How to collect money your business is owed

When you have carried out work or provided goods you should be able to collect the money your business is owed without issues.

Sadly, around 50,000 businesses close every year due to late payments, according to the Federation of Small Businesses. A lack of cash flow can ruin a business and if you are having problems, you’re not alone.

What should you do?

Some people decide to fight for the money but others often decide to give up after a while. Which is the best course of action? There are many factors and steps to this process.

For any business deal, the terms of payment should be agreed before the work is carried out. That way, should there be a conflict later on, the terms can be referred to and hopefully resolved.

Standard payment would be upon 30 days of sending out an invoice, but this varies. Some smaller, self-employed sole traders might require payment sooner. Some require 50 per cent before the work is carried out. It all depends on what deal you strike with the customer.

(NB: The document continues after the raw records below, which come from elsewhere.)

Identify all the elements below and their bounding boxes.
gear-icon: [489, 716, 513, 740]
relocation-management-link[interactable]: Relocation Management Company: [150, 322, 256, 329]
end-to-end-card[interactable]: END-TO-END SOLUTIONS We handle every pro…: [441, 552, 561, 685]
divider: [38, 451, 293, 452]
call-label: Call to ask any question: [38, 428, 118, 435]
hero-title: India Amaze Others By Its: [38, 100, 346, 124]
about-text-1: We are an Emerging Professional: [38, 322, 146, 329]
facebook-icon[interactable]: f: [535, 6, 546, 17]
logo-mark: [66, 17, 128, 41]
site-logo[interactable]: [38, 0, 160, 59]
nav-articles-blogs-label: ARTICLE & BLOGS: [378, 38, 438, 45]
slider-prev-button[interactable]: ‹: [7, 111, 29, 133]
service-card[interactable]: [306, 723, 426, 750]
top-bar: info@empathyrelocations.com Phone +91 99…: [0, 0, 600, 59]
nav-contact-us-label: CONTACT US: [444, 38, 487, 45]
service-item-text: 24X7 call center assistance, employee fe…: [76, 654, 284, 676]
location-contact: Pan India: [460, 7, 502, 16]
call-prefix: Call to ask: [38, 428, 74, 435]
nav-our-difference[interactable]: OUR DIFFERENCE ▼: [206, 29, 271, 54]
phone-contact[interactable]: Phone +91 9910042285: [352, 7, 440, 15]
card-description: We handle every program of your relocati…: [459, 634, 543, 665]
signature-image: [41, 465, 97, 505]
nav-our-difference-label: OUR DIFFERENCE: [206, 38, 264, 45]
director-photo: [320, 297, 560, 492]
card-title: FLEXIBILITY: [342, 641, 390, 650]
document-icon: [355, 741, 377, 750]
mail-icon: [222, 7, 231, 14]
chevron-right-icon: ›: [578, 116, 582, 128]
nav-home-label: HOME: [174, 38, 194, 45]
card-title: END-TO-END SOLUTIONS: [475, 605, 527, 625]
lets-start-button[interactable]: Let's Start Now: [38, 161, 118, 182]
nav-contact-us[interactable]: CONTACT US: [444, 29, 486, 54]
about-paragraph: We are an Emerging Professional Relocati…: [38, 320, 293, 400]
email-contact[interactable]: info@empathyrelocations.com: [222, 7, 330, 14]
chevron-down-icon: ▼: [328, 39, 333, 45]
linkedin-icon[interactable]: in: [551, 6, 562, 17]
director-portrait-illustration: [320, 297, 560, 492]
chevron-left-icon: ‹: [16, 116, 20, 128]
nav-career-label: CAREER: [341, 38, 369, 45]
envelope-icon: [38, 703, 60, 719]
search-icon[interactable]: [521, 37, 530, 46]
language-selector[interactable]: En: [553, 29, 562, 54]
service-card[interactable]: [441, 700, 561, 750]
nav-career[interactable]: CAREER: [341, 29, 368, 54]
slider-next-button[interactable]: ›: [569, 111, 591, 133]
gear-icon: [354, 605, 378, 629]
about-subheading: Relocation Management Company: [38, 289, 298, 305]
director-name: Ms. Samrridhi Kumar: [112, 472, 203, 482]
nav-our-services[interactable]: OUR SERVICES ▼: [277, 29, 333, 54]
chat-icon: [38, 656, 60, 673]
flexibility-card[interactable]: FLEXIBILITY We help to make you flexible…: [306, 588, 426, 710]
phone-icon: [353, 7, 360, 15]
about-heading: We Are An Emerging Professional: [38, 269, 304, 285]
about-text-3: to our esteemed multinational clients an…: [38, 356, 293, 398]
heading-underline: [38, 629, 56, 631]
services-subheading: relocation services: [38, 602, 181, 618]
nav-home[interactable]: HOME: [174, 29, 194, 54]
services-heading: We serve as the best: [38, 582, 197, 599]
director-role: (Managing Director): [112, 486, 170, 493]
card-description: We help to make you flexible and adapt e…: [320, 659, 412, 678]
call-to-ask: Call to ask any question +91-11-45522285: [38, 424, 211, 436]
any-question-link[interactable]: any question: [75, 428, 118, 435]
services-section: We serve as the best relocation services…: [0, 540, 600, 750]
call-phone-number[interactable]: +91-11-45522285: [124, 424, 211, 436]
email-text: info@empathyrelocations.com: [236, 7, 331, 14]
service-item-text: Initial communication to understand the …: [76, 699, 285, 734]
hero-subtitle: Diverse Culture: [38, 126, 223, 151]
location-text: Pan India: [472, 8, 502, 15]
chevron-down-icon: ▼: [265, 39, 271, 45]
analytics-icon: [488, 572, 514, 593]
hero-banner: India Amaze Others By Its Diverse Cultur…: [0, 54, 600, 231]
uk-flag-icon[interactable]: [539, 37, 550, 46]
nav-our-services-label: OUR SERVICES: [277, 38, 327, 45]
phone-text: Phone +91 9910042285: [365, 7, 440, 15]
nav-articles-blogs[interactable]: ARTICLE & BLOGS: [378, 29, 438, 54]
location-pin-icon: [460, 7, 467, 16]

Whatever it is, it should be written down and recorded, so it’s there for all to see should any problems arise.

You might also want to include some terms and conditions about what will happen if payment isn’t made on time. This will add further weight to your dispute later down the line. Getting it signed is essential to avoid issues later.

How to collect money your business is owed


Don’t apologise about chasing for money. If you haven’t been paid, you have every right to ask why. Start by sending a gentle reminder; perhaps an admin error or a forgetful administrator is the reason you haven’t got the cash yet. But if your calm tone doesn’t work, don’t be afraid to pick up the phone and find out what’s going on.


A good way to prompt payment is to hold off on any new work. Write to the customer and explain you won’t be doing any more work until the invoice is paid. This is often referred to as a credit hold whereby work stops due to a lack of payment. In many cases this will often be enough for the customer and payment will swiftly follow.


If you still haven’t been paid, it’s time to issue a final notice. This highlights to the customer that if they don’t pay promptly, legal action will follow. If this still doesn’t bring forth payment, you have two options – you either go to small claims court or you enlist a debt collection agency.

Both ways take time and possibly money so should be avoided if you can. But if you are having no luck with the normal methods, there is absolutely nothing wrong with going down this route.

Don’t forget, if you’ve done the work, you deserve to be paid. And you shouldn’t apologise for that!